Law School Exam Prep 101

Before you can even apply for law school you’ll have to take the Law School Admission Test (LSAT). Like the SAT you took to get into FSU or the University of Utah, this test is going to require some amount of preparation.

If you want to be considered by the most prestigious schools, you’re going to need a stellar LSAT score to go along with your exemplary GPA. How can you best prepare for this outcome? Here are some basic guidelines to help you prep for the law school entrance exam.

Schedule Accordingly

Whether you’re interested in pursuing UC’s masters in health administration or a law degree from Harvard, you’re going to have to pass a test before you can gain admission to your school and program of choice. Either way, giving yourself enough time for preparation is the key to success.

Law School Exam Prep 101

For the LSAT, in particular, it is generally recommended that you allow for 3-4 months of study time prior to your test date, and that during this time you spend a minimum of about 5 hours per week on test prep (although some experts recommend as much as 9-10 hours weekly).
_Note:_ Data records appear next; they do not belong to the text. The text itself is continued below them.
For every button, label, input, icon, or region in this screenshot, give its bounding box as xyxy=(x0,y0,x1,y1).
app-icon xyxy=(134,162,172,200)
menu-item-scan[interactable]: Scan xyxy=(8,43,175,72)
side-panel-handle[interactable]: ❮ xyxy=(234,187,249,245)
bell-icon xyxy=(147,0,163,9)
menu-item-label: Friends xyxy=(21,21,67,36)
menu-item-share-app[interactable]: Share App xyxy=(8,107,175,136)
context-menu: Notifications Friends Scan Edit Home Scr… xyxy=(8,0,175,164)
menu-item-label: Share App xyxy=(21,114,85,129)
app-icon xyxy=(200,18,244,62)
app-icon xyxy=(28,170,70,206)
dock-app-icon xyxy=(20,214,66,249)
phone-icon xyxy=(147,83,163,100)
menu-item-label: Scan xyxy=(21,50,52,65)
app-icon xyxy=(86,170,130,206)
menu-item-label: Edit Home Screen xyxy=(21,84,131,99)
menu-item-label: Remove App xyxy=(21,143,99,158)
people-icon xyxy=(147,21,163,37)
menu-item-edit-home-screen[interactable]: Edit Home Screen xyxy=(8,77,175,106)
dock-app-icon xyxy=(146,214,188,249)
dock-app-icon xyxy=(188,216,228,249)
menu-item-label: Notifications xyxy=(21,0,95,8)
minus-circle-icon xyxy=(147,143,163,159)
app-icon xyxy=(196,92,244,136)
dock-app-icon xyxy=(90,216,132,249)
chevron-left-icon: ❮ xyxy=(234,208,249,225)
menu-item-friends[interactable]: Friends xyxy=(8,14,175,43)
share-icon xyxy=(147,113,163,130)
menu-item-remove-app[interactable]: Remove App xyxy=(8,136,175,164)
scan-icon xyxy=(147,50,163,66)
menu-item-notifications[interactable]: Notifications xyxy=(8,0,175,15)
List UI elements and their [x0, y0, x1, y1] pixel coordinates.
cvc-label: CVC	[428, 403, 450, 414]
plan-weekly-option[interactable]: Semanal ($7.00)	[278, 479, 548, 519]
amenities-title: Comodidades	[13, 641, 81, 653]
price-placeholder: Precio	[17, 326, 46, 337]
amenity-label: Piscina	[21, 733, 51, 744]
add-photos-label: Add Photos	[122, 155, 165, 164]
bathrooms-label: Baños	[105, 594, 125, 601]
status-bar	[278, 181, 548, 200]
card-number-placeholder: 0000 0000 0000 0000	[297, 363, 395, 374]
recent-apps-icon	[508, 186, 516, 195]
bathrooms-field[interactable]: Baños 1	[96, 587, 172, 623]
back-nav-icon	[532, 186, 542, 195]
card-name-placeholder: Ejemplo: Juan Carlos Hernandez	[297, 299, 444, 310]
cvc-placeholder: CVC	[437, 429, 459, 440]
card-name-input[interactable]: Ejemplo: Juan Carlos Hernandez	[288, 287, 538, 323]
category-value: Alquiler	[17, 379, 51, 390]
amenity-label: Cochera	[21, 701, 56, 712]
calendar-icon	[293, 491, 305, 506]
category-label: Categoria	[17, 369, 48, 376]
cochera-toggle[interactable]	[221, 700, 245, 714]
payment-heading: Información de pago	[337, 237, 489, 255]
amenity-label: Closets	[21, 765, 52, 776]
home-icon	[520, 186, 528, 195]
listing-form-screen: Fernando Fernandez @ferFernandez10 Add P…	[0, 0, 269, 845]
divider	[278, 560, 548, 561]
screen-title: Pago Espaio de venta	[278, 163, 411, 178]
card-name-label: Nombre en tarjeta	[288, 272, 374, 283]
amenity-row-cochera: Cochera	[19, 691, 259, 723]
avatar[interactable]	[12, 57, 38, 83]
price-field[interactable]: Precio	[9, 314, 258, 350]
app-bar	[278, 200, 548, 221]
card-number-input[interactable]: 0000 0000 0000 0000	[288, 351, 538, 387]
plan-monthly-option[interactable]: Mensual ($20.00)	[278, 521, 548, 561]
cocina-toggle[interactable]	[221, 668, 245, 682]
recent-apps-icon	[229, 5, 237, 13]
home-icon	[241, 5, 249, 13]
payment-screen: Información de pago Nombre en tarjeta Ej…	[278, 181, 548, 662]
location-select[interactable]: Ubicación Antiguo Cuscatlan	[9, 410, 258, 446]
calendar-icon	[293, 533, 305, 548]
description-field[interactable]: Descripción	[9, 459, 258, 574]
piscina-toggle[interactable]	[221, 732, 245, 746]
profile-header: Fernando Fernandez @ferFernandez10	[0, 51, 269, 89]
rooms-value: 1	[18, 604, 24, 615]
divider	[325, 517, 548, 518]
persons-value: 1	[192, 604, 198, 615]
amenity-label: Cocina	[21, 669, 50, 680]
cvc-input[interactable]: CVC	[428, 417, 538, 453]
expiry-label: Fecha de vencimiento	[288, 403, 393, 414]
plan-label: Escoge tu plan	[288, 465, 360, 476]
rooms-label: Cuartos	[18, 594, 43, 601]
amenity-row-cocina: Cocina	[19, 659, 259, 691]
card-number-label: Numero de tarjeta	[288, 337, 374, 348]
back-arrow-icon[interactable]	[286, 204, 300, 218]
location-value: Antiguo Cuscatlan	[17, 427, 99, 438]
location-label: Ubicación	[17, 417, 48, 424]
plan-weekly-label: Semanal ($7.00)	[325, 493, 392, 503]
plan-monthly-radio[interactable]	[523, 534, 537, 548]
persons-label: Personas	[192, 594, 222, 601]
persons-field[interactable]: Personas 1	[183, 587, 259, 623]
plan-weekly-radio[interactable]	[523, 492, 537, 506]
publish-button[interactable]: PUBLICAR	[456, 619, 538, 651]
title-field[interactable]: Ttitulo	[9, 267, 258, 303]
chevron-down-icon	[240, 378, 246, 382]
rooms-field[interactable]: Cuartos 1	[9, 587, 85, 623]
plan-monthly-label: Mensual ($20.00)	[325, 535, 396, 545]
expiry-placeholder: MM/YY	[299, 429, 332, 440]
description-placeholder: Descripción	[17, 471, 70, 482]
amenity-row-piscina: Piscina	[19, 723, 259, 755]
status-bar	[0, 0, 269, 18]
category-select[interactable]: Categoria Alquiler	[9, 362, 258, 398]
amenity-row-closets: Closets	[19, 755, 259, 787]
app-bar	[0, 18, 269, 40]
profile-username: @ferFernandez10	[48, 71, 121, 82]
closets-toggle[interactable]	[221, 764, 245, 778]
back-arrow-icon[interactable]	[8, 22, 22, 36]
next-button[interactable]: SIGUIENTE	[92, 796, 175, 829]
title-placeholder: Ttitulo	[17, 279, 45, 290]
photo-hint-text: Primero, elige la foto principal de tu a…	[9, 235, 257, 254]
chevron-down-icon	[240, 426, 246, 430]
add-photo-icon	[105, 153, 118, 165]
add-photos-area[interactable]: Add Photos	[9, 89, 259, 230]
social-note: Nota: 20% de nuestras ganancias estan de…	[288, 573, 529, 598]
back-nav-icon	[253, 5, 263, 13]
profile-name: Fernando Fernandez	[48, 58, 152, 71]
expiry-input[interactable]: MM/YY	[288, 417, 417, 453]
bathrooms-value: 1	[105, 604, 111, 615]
It sounds excessive, but if you want to get an acceptable score the first time you take the test (so you don’t have to keep studying and take it again), this is your best bet. Resign yourself now to the fact that you’re basically losing an entire semester to study for the LSAT and you’re sure to do better when you actually take the test.

Become a Hermit

You’re probably moving into the last year of your undergrad program and you’re likely keen to take it easy and live it up your senior year. Sorry, but if you want to attend law school you’ll have to skip the keggers and probably even study sessions with friends.

LSAT prep requires intensive focus, and even studying with friends who are also preparing for this test could cause you to veer off course. Our minds just don’t want to work that hard, and after hours of study they’ll seek any distraction.

Cloistering yourself for three months won’t be fun, but it is a necessary evil if you take your testing seriously. After all, isn’t three months of intensive study better than six months of phoning it in and having to sit for the LSAT twice to get the score you want?

Proper Prep Materials

Something most students don’t know is that all test materials aren’t created equally. So the companies that served you well when you took the SAT may not be the best choice when prepping for the LSAT.

Luckily, those who have gone before can give you the 411 on the best testing materials. Students and unbiased experts alike tend to lean toward PowerScore’s slate of test materials and online courses for study. At the very least, their ‘Logic Games Bible’ should help you to prepare for the difficult Analytical Reasoning section of the LSAT.

Tutoring

A tutor can be invaluable in a number of ways when it comes to test prep and law school questions in general. Where you’re going to get the most from this resource is when it comes to analyzing the results of mock tests. It’s not enough to determine the correct answers for test questions you missed – you also need to understand why your logic or reasoning was flawed in order to change the way you think.